57      La Commission conclut son analyse à cet égard, au considérant 95 de la décision attaquée, en indiquant ce qui suit :

« Dès lors, la Commission estime que ces mesures [compensatoires] permettent d’éviter les distorsions de concurrence excessives au sens des [paragraphes] 38 à 40 des lignes directrices […] »

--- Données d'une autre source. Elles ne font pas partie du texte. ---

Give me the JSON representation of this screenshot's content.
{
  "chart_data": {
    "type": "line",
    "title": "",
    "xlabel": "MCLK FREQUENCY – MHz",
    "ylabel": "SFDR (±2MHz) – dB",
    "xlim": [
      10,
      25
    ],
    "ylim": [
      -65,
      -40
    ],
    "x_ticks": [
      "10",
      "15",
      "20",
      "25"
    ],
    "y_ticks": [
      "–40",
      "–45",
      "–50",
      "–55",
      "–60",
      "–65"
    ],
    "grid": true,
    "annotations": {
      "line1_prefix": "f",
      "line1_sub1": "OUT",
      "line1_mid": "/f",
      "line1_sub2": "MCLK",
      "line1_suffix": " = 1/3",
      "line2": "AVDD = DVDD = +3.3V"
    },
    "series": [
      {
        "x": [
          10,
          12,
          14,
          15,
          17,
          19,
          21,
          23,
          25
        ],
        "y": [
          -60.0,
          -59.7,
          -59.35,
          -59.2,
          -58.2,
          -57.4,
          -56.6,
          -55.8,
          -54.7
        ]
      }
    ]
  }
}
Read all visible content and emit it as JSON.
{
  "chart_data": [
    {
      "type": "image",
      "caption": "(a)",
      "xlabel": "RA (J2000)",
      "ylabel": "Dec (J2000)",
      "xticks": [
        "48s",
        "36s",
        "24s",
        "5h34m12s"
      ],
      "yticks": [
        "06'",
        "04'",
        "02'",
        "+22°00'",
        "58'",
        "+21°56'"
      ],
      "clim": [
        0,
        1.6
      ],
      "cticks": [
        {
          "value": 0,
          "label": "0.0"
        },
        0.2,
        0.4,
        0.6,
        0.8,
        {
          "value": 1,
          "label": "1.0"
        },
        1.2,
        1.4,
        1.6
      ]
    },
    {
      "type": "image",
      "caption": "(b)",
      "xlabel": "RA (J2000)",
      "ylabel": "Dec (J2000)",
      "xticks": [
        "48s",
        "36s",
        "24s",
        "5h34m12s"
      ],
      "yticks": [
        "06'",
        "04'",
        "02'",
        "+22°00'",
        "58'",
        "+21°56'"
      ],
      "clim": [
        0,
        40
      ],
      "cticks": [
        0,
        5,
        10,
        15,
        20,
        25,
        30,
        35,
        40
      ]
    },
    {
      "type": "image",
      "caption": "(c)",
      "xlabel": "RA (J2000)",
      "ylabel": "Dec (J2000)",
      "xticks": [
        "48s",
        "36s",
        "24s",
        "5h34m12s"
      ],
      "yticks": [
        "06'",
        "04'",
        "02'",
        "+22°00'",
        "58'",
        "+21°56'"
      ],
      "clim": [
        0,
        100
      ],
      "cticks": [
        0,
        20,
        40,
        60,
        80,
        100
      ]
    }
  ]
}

58      À la lumière de ce qui précède, il y a lieu de constater que, dans la mesure où, comme il a été relevé au point 53 ci-dessus, la cession de Brandt Components n’avait aucun effet réel sur le principal marché sur lequel FagorBrandt opérait, la conclusion de la Commission selon laquelle, en substance, le cumul de cette mesure compensatoire avec celle consistant en l’arrêt de la commercialisation de certains de ces produits pendant cinq ans sous la marque Vedette permettait de limiter de manière proportionnée les effets négatifs sur la concurrence générés par l’octroi de l’aide en cause est nécessairement erronée. D’une part, il importe de souligner à cet égard que la Commission n’a ni considéré ni établi dans la décision attaquée, ou même devant le Tribunal, que l’adoption de cette dernière mesure compensatoire était à elle seule suffisante pour réduire de manière proportionnée, conformément aux exigences posées par les paragraphes 38 à 40 des lignes directrices, les effets négatifs sur la concurrence résultant de l’octroi de l’aide en cause. D’autre part, et en toute hypothèse, il n’appartient pas au Tribunal, selon la jurisprudence exposée au point 42 ci-dessus, de se substituer à la Commission en procédant à un examen de la question de savoir si cette dernière mesure compensatoire était à elle seule suffisante pour limiter les effets négatifs sur la concurrence résultant de l’octroi de l’aide en cause et en supputant les conclusions que la Commission aurait dû tirer dudit examen.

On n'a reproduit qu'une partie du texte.